The average age of older adult patients taking chronic prescription opioids for non-cancer pain was 75 ± 7.4 years. The median total daily MMEs prescribed in adults aged 65 to 69 was 17 MMEs, which was higher than the median total daily MMEs of 10 MMEs in adults aged 90 and older. In patients with a known fall status, there were higher rates of co-morbid conditions in patients who had a fall as compared to patients who did not experience a fall. The rates of acute pain, COPD, CVD, sleep apnea, cancer, and psychiatric conditions were higher in patients who experienced a fall, as compared to patients who did not experience a fall (Table 1). The rate of concurrent benzodiazepine use with opioids was higher in patients who experienced a fall compared to patients who did not fall (21.3% vs. 16.9%).
No trend in the fall rate was found as MMEs increased. Additionally, no patterns were found between total daily MMEs, fall rate, and patient age. However, the overall fall rate increased with patient age. The average fall rate for adults aged 90 to 94 was higher than that of adults aged 70 to 74 (50% vs. 31%, p = 0.006).
Overall, the average daily prescribed MMEs was a satisfactory predictor of fall status in this sample population (AUC = 0.63). Individuals taking more than 37 MMEs or more had a 47% higher risk of falling compared to patients taking less than 37 MMEs (p = 0.07, 95% CI 0.95–2.27). Of the 472 patients prescribed less than 37 MMEs, 315 patients (66.7%) did not fall within the year prior, while 157 patients (33.3%) had a fall. Of the 118 patients prescribed more than 37 MMEs, 68 patients (57.6%) did not fall, while 50 patients (42.4%) had a fall. Further analysis using an ROC curve suggests that 37 MMEs as a threshold is only a weak predictor of falls (AUC = 0.54, Figure 1).
Receiver operating characteristic (ROC) curve for MMEs threshold of 36.5.
A logistic regression model was fitted to predict the fall status based on the total daily MMEs, sex, age, concurrent benzodiazepine use, and co-morbid COPD, CVD, sleep apnea, cancer, and psychiatric indicators. Exploratory analysis on covariates using the logistic regression model suggests that gender, age, COPD, sleep apnea, cancer, and psychiatric conditions may be used as indicators for increased risk of falls in older adults taking chronic opioids (p < 0.05, Table 2).
Based on calculations, concurrent benzodiazepine use did not indicate an increased risk in falls in this sample population (p = 0.69). Acute pain and CVD were also weak indicators of falls (p > 0.05).

4. Discussion

Older adults in this study were prescribed chronic opioids for noncancer pain, despite CDC and Beer’s criteria recommendations to avoid this class of medications in this age group [1,14]. In a U.S. study between 2008 and 2018, opioid prescription fill rates were disproportionately higher in males and females at least 65 years old and females of all ages between 2008 and 2018 [15,18]. Of the patients with a known fall status in the study, 35% of patients experienced a fall while being prescribed chronic opioids.

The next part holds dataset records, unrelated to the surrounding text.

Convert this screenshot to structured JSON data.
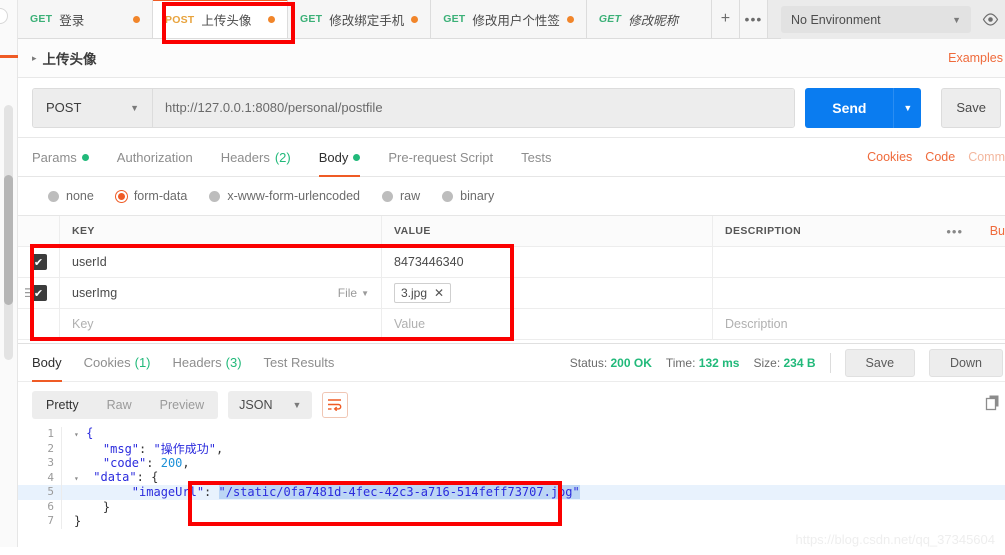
{
  "tabs": {
    "items": [
      {
        "verb": "GET",
        "label": "登录",
        "dot": true,
        "active": false,
        "italic": false
      },
      {
        "verb": "POST",
        "label": "上传头像",
        "dot": true,
        "active": true,
        "italic": false
      },
      {
        "verb": "GET",
        "label": "修改绑定手机",
        "dot": true,
        "active": false,
        "italic": false
      },
      {
        "verb": "GET",
        "label": "修改用户个性签",
        "dot": true,
        "active": false,
        "italic": false
      },
      {
        "verb": "GET",
        "label": "修改昵称",
        "dot": false,
        "active": false,
        "italic": true
      }
    ],
    "new_tab": "+",
    "more": "•••"
  },
  "environment": {
    "selected": "No Environment",
    "caret": "▼",
    "eye_icon": "eye-icon"
  },
  "breadcrumb": {
    "caret": "▸",
    "title": "上传头像",
    "examples_label": "Examples"
  },
  "request": {
    "method": "POST",
    "method_caret": "▼",
    "url": "http://127.0.0.1:8080/personal/postfile",
    "send_label": "Send",
    "send_caret": "▼",
    "save_label": "Save"
  },
  "request_tabs": {
    "items": [
      {
        "label": "Params",
        "dot": true,
        "count": "",
        "active": false
      },
      {
        "label": "Authorization",
        "dot": false,
        "count": "",
        "active": false
      },
      {
        "label": "Headers",
        "dot": false,
        "count": "(2)",
        "active": false
      },
      {
        "label": "Body",
        "dot": true,
        "count": "",
        "active": true
      },
      {
        "label": "Pre-request Script",
        "dot": false,
        "count": "",
        "active": false
      },
      {
        "label": "Tests",
        "dot": false,
        "count": "",
        "active": false
      }
    ],
    "links": [
      "Cookies",
      "Code",
      "Comm"
    ]
  },
  "body_types": {
    "options": [
      {
        "label": "none",
        "selected": false
      },
      {
        "label": "form-data",
        "selected": true
      },
      {
        "label": "x-www-form-urlencoded",
        "selected": false
      },
      {
        "label": "raw",
        "selected": false
      },
      {
        "label": "binary",
        "selected": false
      }
    ]
  },
  "form_table": {
    "headers": {
      "key": "KEY",
      "value": "VALUE",
      "description": "DESCRIPTION"
    },
    "dots_menu": "•••",
    "bulk_edit": "Bu",
    "rows": [
      {
        "checked": true,
        "key": "userId",
        "type": "",
        "value": "8473446340",
        "value_is_chip": false,
        "description": ""
      },
      {
        "checked": true,
        "key": "userImg",
        "type": "File",
        "type_caret": "▼",
        "value": "3.jpg",
        "value_is_chip": true,
        "chip_close": "✕",
        "description": ""
      },
      {
        "checked": false,
        "key": "Key",
        "type": "",
        "value": "Value",
        "value_is_chip": false,
        "description": "Description",
        "placeholder_row": true
      }
    ]
  },
  "response": {
    "tabs": [
      {
        "label": "Body",
        "count": "",
        "active": true
      },
      {
        "label": "Cookies",
        "count": "(1)",
        "active": false
      },
      {
        "label": "Headers",
        "count": "(3)",
        "active": false
      },
      {
        "label": "Test Results",
        "count": "",
        "active": false
      }
    ],
    "status_label": "Status:",
    "status_value": "200 OK",
    "time_label": "Time:",
    "time_value": "132 ms",
    "size_label": "Size:",
    "size_value": "234 B",
    "save_label": "Save",
    "download_label": "Down",
    "view_modes": [
      {
        "label": "Pretty",
        "active": true
      },
      {
        "label": "Raw",
        "active": false
      },
      {
        "label": "Preview",
        "active": false
      }
    ],
    "format": "JSON",
    "format_caret": "▼",
    "wrap_icon": "wrap-lines-icon",
    "copy_icon": "copy-icon",
    "body_lines": [
      {
        "num": "1",
        "fold": true,
        "text": "{"
      },
      {
        "num": "2",
        "fold": false,
        "text": "    \"msg\": \"操作成功\","
      },
      {
        "num": "3",
        "fold": false,
        "text": "    \"code\": 200,"
      },
      {
        "num": "4",
        "fold": true,
        "text": "    \"data\": {"
      },
      {
        "num": "5",
        "fold": false,
        "text": "        \"imageUrl\": \"/static/0fa7481d-4fec-42c3-a716-514feff73707.jpg\"",
        "highlight": true
      },
      {
        "num": "6",
        "fold": false,
        "text": "    }"
      },
      {
        "num": "7",
        "fold": false,
        "text": "}"
      }
    ],
    "image_url_value": "\"/static/0fa7481d-4fec-42c3-a716-514feff73707.jpg\"",
    "image_url_key": "\"imageUrl\""
  },
  "watermark": "https://blog.csdn.net/qq_37345604",
  "colors": {
    "accent_orange": "#ef5b25",
    "send_blue": "#0a7cf0",
    "status_green": "#21b97a",
    "annotation_red": "#fb0000"
  }
}
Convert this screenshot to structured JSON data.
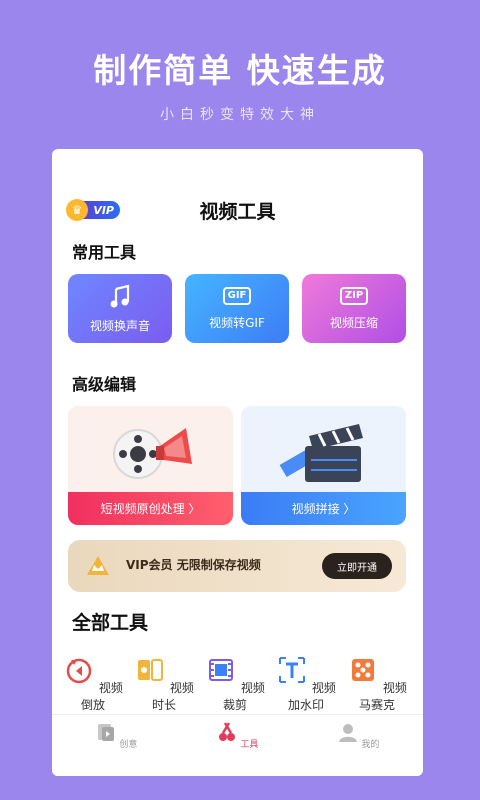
{
  "hero": {
    "title": "制作简单 快速生成",
    "subtitle": "小白秒变特效大神"
  },
  "header": {
    "vip_badge": "VIP",
    "title": "视频工具"
  },
  "common_tools": {
    "title": "常用工具",
    "items": [
      {
        "label": "视频换声音",
        "icon": "music-note-icon"
      },
      {
        "label": "视频转GIF",
        "icon": "gif-icon",
        "icon_text": "GIF"
      },
      {
        "label": "视频压缩",
        "icon": "zip-icon",
        "icon_text": "ZIP"
      }
    ]
  },
  "advanced": {
    "title": "高级编辑",
    "items": [
      {
        "label": "短视频原创处理 〉",
        "icon": "film-reel-megaphone-icon"
      },
      {
        "label": "视频拼接 〉",
        "icon": "clapperboard-icon"
      }
    ]
  },
  "vip_promo": {
    "text": "VIP会员 无限制保存视频",
    "button": "立即开通"
  },
  "all_tools": {
    "title": "全部工具",
    "items": [
      {
        "label": "视频倒放",
        "icon": "rewind-icon"
      },
      {
        "label": "视频时长",
        "icon": "duration-icon"
      },
      {
        "label": "视频裁剪",
        "icon": "crop-icon"
      },
      {
        "label": "视频加水印",
        "icon": "watermark-text-icon"
      },
      {
        "label": "视频马赛克",
        "icon": "mosaic-icon"
      }
    ]
  },
  "tabbar": {
    "items": [
      {
        "label": "创意",
        "icon": "creative-icon",
        "active": false
      },
      {
        "label": "工具",
        "icon": "tools-icon",
        "active": true
      },
      {
        "label": "我的",
        "icon": "profile-icon",
        "active": false
      }
    ]
  },
  "colors": {
    "background": "#9a86ec",
    "active_tab": "#e23c5b",
    "vip_button": "#2a221d"
  }
}
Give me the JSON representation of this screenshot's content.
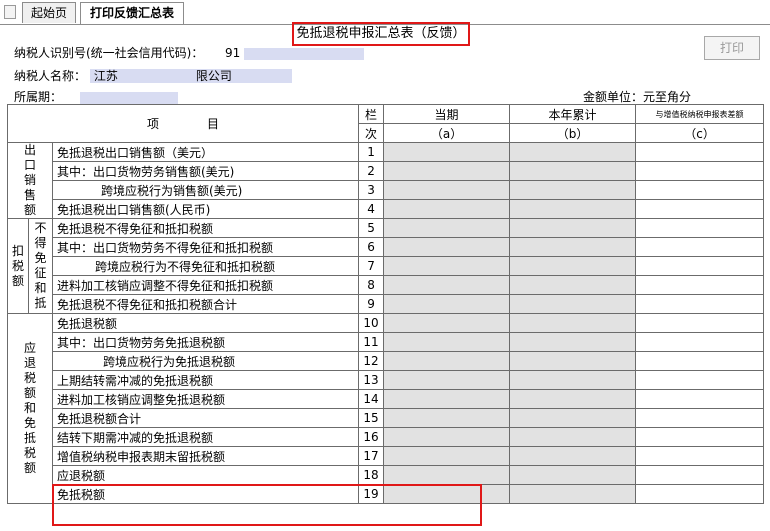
{
  "tabs": {
    "home": "起始页",
    "active": "打印反馈汇总表"
  },
  "report_title": "免抵退税申报汇总表（反馈）",
  "print_button": "打印",
  "taxpayer": {
    "id_label": "纳税人识别号(统一社会信用代码)：",
    "id_value": "91",
    "name_label": "纳税人名称：",
    "name_value": "江苏",
    "name_value_tail": "限公司",
    "period_label": "所属期："
  },
  "unit_label": "金额单位：元至角分",
  "header": {
    "item": "项　　　　目",
    "col_lan": "栏",
    "col_ci": "次",
    "current": "当期",
    "current_sub": "（a）",
    "cumulative": "本年累计",
    "cumulative_sub": "（b）",
    "diff": "与增值税纳税申报表差额",
    "diff_sub": "（c）"
  },
  "sections": {
    "s1": "出口销售额",
    "s2a": "扣税额",
    "s2b": "不得免征和抵",
    "s3": "应退税额和免抵税额"
  },
  "rows": [
    {
      "label": "免抵退税出口销售额（美元）",
      "num": "1"
    },
    {
      "label": "其中：出口货物劳务销售额(美元)",
      "num": "2"
    },
    {
      "label": "跨境应税行为销售额(美元)",
      "num": "3"
    },
    {
      "label": "免抵退税出口销售额(人民币)",
      "num": "4"
    },
    {
      "label": "免抵退税不得免征和抵扣税额",
      "num": "5"
    },
    {
      "label": "其中：出口货物劳务不得免征和抵扣税额",
      "num": "6"
    },
    {
      "label": "跨境应税行为不得免征和抵扣税额",
      "num": "7"
    },
    {
      "label": "进料加工核销应调整不得免征和抵扣税额",
      "num": "8"
    },
    {
      "label": "免抵退税不得免征和抵扣税额合计",
      "num": "9"
    },
    {
      "label": "免抵退税额",
      "num": "10"
    },
    {
      "label": "其中：出口货物劳务免抵退税额",
      "num": "11"
    },
    {
      "label": "跨境应税行为免抵退税额",
      "num": "12"
    },
    {
      "label": "上期结转需冲减的免抵退税额",
      "num": "13"
    },
    {
      "label": "进料加工核销应调整免抵退税额",
      "num": "14"
    },
    {
      "label": "免抵退税额合计",
      "num": "15"
    },
    {
      "label": "结转下期需冲减的免抵退税额",
      "num": "16"
    },
    {
      "label": "增值税纳税申报表期末留抵税额",
      "num": "17"
    },
    {
      "label": "应退税额",
      "num": "18"
    },
    {
      "label": "免抵税额",
      "num": "19"
    }
  ]
}
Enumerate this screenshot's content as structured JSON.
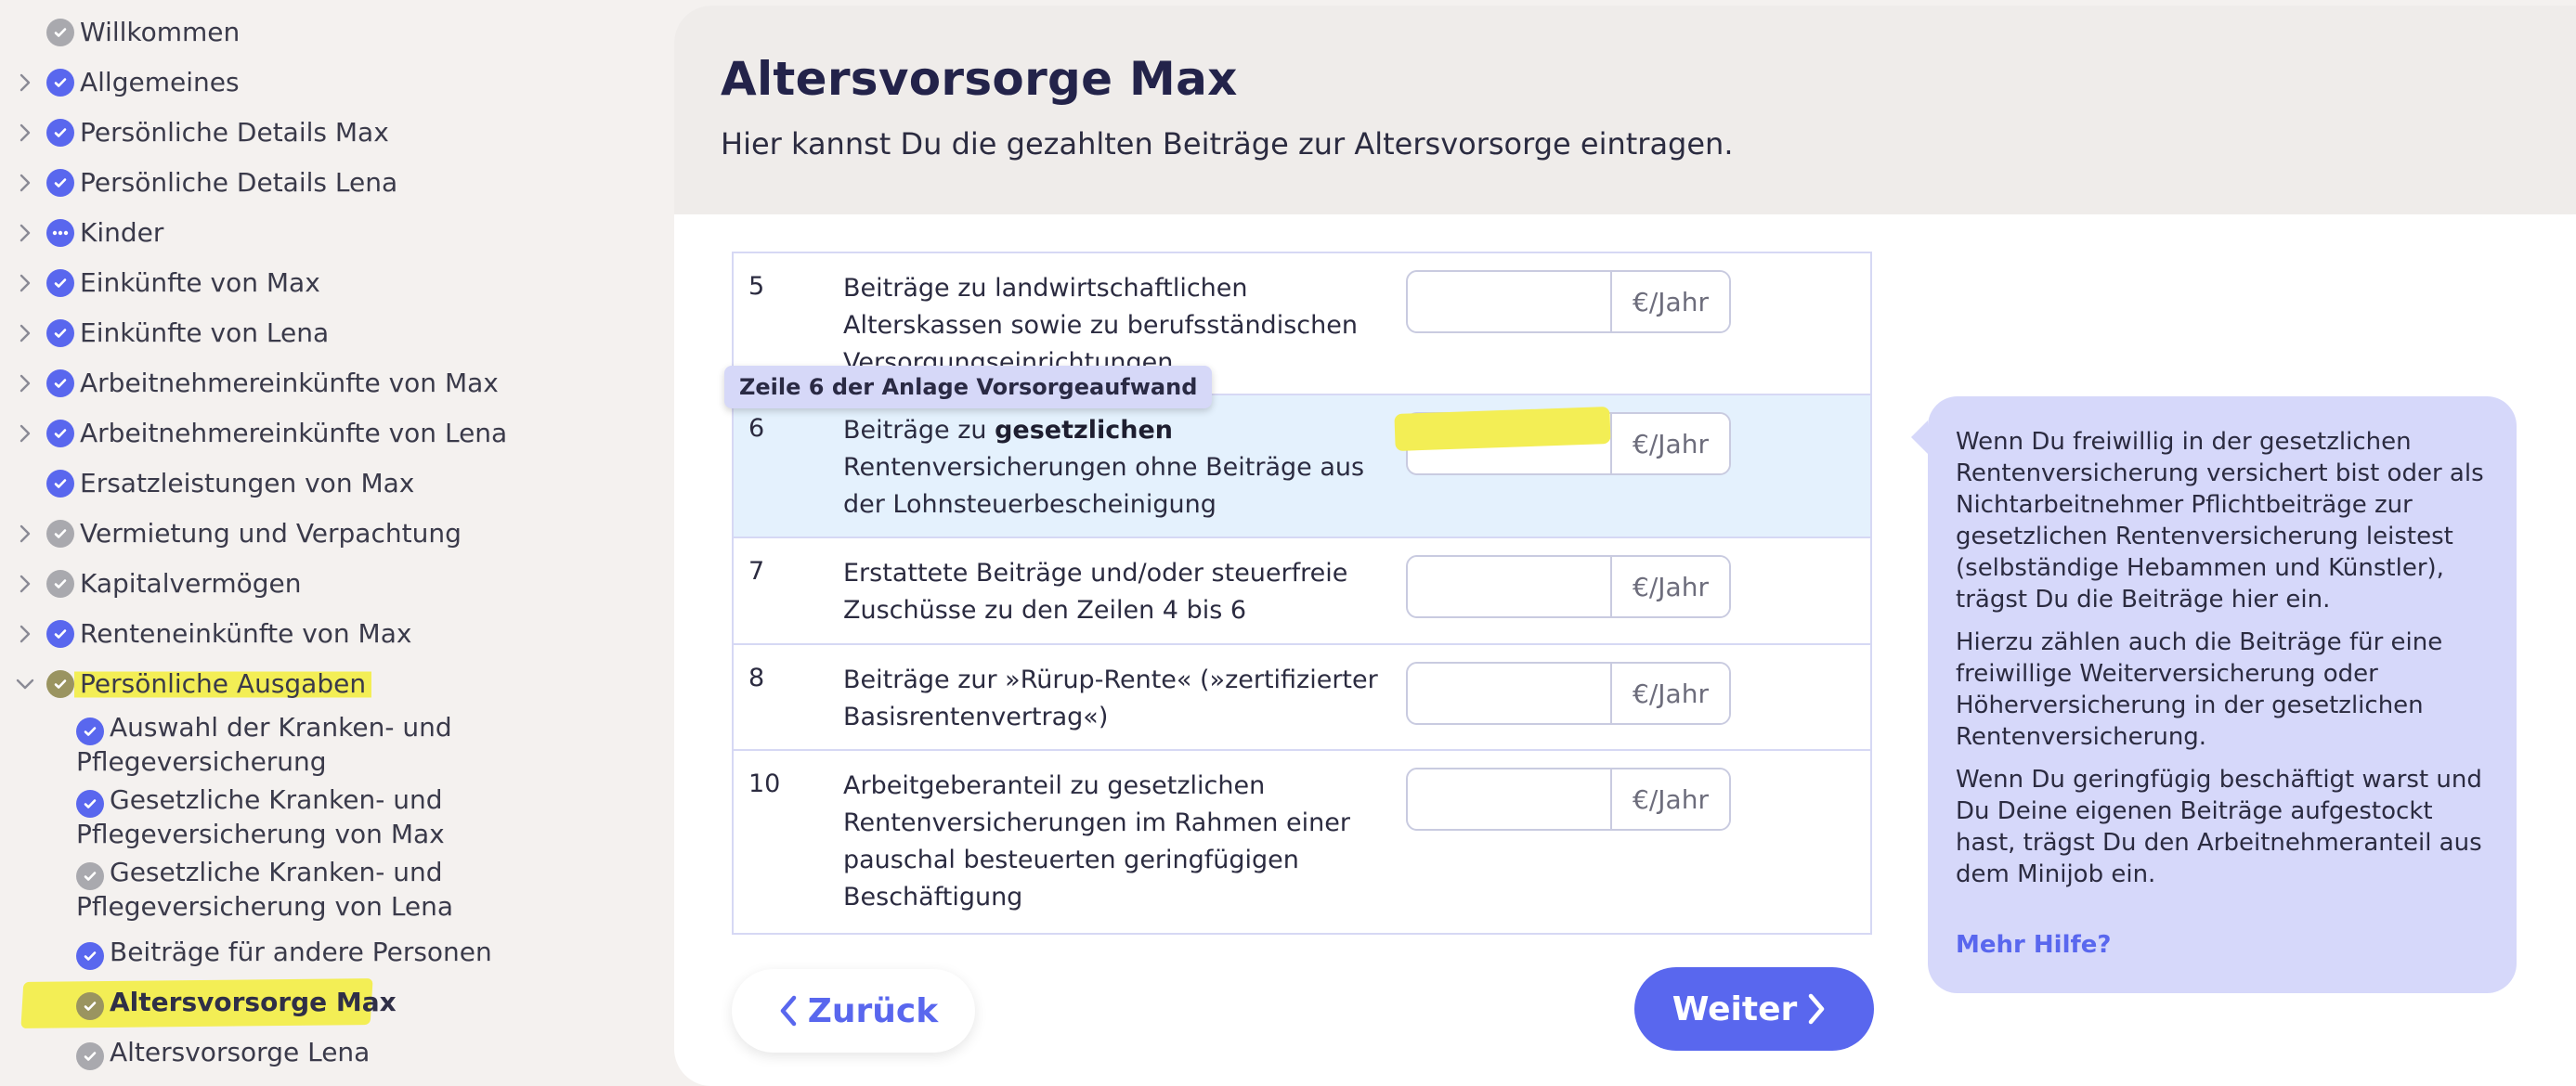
{
  "sidebar": {
    "items": [
      {
        "label": "Willkommen",
        "status": "grey",
        "chevron": "none"
      },
      {
        "label": "Allgemeines",
        "status": "done",
        "chevron": "right"
      },
      {
        "label": "Persönliche Details Max",
        "status": "done",
        "chevron": "right"
      },
      {
        "label": "Persönliche Details Lena",
        "status": "done",
        "chevron": "right"
      },
      {
        "label": "Kinder",
        "status": "partial",
        "chevron": "right"
      },
      {
        "label": "Einkünfte von Max",
        "status": "done",
        "chevron": "right"
      },
      {
        "label": "Einkünfte von Lena",
        "status": "done",
        "chevron": "right"
      },
      {
        "label": "Arbeitnehmereinkünfte von Max",
        "status": "done",
        "chevron": "right"
      },
      {
        "label": "Arbeitnehmereinkünfte von Lena",
        "status": "done",
        "chevron": "right"
      },
      {
        "label": "Ersatzleistungen von Max",
        "status": "done",
        "chevron": "none"
      },
      {
        "label": "Vermietung und Verpachtung",
        "status": "grey",
        "chevron": "right"
      },
      {
        "label": "Kapitalvermögen",
        "status": "grey",
        "chevron": "right"
      },
      {
        "label": "Renteneinkünfte von Max",
        "status": "done",
        "chevron": "right"
      },
      {
        "label": "Persönliche Ausgaben",
        "status": "active",
        "chevron": "down"
      }
    ],
    "subitems": [
      {
        "label": "Auswahl der Kranken- und Pflegeversicherung",
        "status": "done"
      },
      {
        "label": "Gesetzliche Kranken- und Pflegeversicherung von Max",
        "status": "done"
      },
      {
        "label": "Gesetzliche Kranken- und Pflegeversicherung von Lena",
        "status": "grey"
      },
      {
        "label": "Beiträge für andere Personen",
        "status": "done"
      },
      {
        "label": "Altersvorsorge Max",
        "status": "active"
      },
      {
        "label": "Altersvorsorge Lena",
        "status": "grey"
      }
    ]
  },
  "header": {
    "title": "Altersvorsorge Max",
    "subtitle": "Hier kannst Du die gezahlten Beiträge zur Altersvorsorge eintragen."
  },
  "form": {
    "unit": "€/Jahr",
    "rows": [
      {
        "num": "5",
        "text": "Beiträge zu landwirtschaftlichen Alterskassen sowie zu berufsständischen Versorgungseinrichtungen",
        "value": ""
      },
      {
        "num": "6",
        "text_pre": "Beiträge zu ",
        "text_bold": "gesetzlichen",
        "text_post": " Rentenversicherungen ohne Beiträge aus der Lohnsteuerbescheinigung",
        "value": ""
      },
      {
        "num": "7",
        "text": "Erstattete Beiträge und/oder steuerfreie Zuschüsse zu den Zeilen 4 bis 6",
        "value": ""
      },
      {
        "num": "8",
        "text": "Beiträge zur »Rürup-Rente« (»zertifizierter Basisrentenvertrag«)",
        "value": ""
      },
      {
        "num": "10",
        "text": "Arbeitgeberanteil zu gesetzlichen Rentenversicherungen im Rahmen einer pauschal besteuerten geringfügigen Beschäftigung",
        "value": ""
      }
    ],
    "tooltip": "Zeile 6 der Anlage Vorsorgeaufwand"
  },
  "help": {
    "paragraphs": [
      "Wenn Du freiwillig in der gesetzlichen Rentenversicherung versichert bist oder als Nichtarbeitnehmer Pflichtbeiträge zur gesetzlichen Rentenversicherung leistest (selbständige Hebammen und Künstler), trägst Du die Beiträge hier ein.",
      "Hierzu zählen auch die Beiträge für eine freiwillige Weiterversicherung oder Höherversicherung in der gesetzlichen Rentenversicherung.",
      "Wenn Du geringfügig beschäftigt warst und Du Deine eigenen Beiträge aufgestockt hast, trägst Du den Arbeitnehmeranteil aus dem Minijob ein."
    ],
    "more_label": "Mehr Hilfe?"
  },
  "buttons": {
    "back_label": "Zurück",
    "next_label": "Weiter"
  },
  "colors": {
    "accent": "#5967ee",
    "highlight": "#f3ee55",
    "help_bg": "#d6d8fa",
    "row_highlight": "#e4f1fd"
  }
}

This is greater than the estimated 25% of older adults that experience a fall each year in the United States [19]. Therefore, interventions are needed to improve the appropriate prescribing and use of opioid medications [20].
Study findings were consistent with the current literature, suggesting an increased risk of falls, fall injuries, and fractures in older adults who use opioids as pain treatment [16]. However, this is the first study to identify a threshold for an increased risk of falls in older adults taking chronic opioids for non-cancer pain. Further research is needed to confirm a clear cutoff, as data suggest that a lower recommended opioid dosage may potentially benefit older adults at risk of experiencing a fall without proportionally affecting patients not at risk for a fall. Previous research identified 90 MMEs as the threshold for a high dosage, but age-group-specific thresholds for other medication-related adverse effects were not determined [14,21]. Comparing single-dose MME thresholds between populations can identify and specify at-risk patient groups. Furthermore, daily-dose MMEs can help target opioid deprescribing among patients at high risk of falls with consideration of other clinical factors, such as initial assessment, indications and monitoring. More information is needed to determine the initial assessment, indications, monitoring, and deprescribing in this age group [22].
Age, gender, and comorbidities may also influence the fall risk, as older patients with certain comorbidities had an increased fall risk. This study indicated that patients who are older and had health problems had an increased risk of falls. The literature suggests that predictors of high-risk opioid prescriptions are particular prior nonopioid prescriptions, medical history, incarceration, and demographics [23]. Comorbidities and mental health conditions in relation to high-risk prescribing practices and sociodemographic factors may indicate future chronic opioid use [24]. Average daily MMEs is not sufficient as a lone predictor of falls in older adults prescribed opioids chronically for non-cancer pain. This study shows that 37 MMEs or more was a weak cutoff predictor. Potentially confounding factors (e.g., use of other fall-risk-increasing drugs, age, and comorbidities) were not statistically controlled for; therefore, future research is warranted to control for these factors to identify a more robust cut-off of MMEs in older adults for an increased risk of falls.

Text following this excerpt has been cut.